Автор книги: Валентин Кухтин
Жанр:
Историческая проза
сообщить о нарушении
Текущая страница: 37 (всего у книги 55 страниц)
101
В первых числах декабря Малкин вспомнил о своих депутатских обязанностях и решил провести ряд встреч с Избирателями. Просмотрел записи, которые сделал на Второй сессии Верховного Совета, освежил в памяти принятые ею законы и постановления, набросал «тезисы» отчета о проделанной работе и выехал в свой любимый город Сочи. Кабаев, Шашкин, Лубочкин, предупрежденные о приезде Малкина, заблаговременно подготовились к встрече, приняв в первую очередь меры к предупреждению возможных провокаций со стороны греков, наиболее пострадавших от НКВД в конце 37-го – начале 38-го годов. Зал, в котором проходила встреча, заполнился добродушными русскими и лояльно настроенными представителями других национальных меньшинств. Доклад Малкина многократно прерывался аплодисментами. Было задано несколько заранее подготовленных и согласованных с Малкиным вопросов, он с готовностью на них ответил, за что Лубочкин от лица присутствующих выразил ему сердечную благодарность.
После «встречи» собрались в кабинете Кабаева. Выпили. Налили по второй. Лубочкин взялся произносить длинный тост в честь дорогого гостя и надежного друга Ивана Павловича Малкина, патриота земли русской и пламенного борца за народное счастье, но неожиданно прозвучавший телефонный звонок прервал его и он обиженно опустил рюмку.
– ВЧ, – встрепенулся Кабаев, – я подниму.
Он торопливо поднял трубку и, судорожно зажав в руке, плотно прислонил ее к уху.
– Кабаев у аппарата. Здравствуйте, Михаил Григорьевич. Иван Павлович? Здесь. Закончилась. Нормально. Да. Даю, – он протянул трубку Малкину. – Сербинов, – прошептал одними губами, заслоняя трубку ладонью. – Чем-то встревожен.
Малкин взял трубку.
– Слушаю, Михаил Григорьевич! Отлично! Сочинцы меня еще помнят и любят. Ну что ты! Столько лет жизни отдал им. Да-а! Из Москвы? Нет, не звонили. А что, собственно, случилось? Фриновский и Дагин?
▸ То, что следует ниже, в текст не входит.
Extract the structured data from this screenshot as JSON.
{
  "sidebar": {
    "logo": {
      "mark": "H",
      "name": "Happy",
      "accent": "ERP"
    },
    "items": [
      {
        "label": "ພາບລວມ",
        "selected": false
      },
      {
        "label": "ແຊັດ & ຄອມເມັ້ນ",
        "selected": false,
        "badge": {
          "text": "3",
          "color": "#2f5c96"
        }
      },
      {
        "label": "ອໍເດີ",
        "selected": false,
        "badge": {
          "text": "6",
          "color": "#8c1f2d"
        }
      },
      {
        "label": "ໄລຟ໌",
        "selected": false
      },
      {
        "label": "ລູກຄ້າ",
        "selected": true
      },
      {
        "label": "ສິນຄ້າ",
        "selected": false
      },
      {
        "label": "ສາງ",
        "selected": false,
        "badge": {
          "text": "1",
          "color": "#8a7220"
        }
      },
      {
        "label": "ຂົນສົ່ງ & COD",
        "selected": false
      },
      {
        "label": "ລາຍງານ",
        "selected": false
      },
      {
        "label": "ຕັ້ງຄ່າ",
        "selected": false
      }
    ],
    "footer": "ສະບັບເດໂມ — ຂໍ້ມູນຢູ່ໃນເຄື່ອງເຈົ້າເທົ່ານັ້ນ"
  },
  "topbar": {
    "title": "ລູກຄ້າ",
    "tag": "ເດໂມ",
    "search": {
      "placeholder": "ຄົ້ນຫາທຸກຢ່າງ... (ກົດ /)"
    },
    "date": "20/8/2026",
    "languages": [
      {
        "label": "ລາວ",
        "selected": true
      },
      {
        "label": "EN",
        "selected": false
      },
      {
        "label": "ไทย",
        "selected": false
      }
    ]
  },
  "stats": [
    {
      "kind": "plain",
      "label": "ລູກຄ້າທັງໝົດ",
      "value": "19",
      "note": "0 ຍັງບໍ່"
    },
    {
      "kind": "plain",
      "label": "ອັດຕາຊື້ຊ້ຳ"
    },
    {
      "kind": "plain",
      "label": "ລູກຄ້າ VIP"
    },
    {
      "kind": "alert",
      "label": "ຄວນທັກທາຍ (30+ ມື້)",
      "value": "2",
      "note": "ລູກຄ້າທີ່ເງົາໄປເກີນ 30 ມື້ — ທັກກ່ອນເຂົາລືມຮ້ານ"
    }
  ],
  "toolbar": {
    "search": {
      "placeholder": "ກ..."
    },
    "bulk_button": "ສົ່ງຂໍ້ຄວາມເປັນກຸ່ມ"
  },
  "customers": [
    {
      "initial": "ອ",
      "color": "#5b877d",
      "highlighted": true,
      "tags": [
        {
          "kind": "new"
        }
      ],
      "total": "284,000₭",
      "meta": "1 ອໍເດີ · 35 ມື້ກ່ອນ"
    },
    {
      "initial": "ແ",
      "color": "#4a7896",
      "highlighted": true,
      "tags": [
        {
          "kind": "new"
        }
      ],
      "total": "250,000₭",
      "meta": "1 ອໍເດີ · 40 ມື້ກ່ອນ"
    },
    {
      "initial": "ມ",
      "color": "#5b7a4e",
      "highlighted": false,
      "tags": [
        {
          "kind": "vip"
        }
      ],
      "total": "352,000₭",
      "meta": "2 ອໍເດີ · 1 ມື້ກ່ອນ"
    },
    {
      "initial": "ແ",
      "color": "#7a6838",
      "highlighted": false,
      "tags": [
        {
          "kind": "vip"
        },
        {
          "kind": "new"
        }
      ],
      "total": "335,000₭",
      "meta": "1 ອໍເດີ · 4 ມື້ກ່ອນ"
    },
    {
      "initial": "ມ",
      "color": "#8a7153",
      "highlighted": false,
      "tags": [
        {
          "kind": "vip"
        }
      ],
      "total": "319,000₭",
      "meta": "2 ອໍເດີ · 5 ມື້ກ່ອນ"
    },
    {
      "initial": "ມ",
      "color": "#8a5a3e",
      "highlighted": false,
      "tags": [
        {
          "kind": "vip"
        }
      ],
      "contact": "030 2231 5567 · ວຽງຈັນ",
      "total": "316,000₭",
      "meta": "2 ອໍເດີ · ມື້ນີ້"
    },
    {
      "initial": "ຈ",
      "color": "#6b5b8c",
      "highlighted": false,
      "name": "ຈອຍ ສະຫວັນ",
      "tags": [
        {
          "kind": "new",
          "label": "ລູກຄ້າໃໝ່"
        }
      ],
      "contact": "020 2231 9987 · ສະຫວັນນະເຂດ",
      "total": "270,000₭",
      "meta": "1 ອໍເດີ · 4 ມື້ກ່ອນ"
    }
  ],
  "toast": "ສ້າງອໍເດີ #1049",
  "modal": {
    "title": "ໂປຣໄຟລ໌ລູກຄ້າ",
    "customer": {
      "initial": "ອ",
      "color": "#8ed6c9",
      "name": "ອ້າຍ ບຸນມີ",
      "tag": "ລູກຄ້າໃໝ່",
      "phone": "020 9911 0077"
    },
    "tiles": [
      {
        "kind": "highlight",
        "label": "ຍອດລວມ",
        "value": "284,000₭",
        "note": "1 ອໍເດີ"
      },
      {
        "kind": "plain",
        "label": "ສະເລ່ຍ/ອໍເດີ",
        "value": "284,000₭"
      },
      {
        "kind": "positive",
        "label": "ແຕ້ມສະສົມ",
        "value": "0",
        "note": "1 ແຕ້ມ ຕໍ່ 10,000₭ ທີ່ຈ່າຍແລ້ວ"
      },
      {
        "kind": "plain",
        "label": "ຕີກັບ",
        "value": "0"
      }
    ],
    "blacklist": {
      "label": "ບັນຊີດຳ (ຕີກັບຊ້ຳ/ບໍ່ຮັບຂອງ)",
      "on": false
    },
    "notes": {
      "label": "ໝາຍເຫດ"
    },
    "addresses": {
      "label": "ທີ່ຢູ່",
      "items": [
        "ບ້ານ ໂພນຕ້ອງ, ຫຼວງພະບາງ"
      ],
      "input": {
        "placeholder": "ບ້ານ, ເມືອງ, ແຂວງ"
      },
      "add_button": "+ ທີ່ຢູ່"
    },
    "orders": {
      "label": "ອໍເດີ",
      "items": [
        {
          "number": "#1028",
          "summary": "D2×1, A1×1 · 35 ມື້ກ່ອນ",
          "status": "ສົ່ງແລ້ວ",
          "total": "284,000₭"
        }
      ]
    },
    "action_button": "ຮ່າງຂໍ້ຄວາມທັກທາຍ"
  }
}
Когда?
Услышав знакомые фамилии, присутствующие насторожились. Малкин стоял бледный, растерянный и жалкий, с полуоткрытым ртом и безвольно отвисшей нижней губой.
– Ясно, ясно. Сейчас выезжаю. Ну, это еще не конец света, так что давай без паники. До встречи. – Малкин медленно опустил трубку и, передав ее Кабаеву, взял наполненную рюмку и молча выпил.
– Что-то случилось, Иван Павлович? – нарушил молчание Лубочкин.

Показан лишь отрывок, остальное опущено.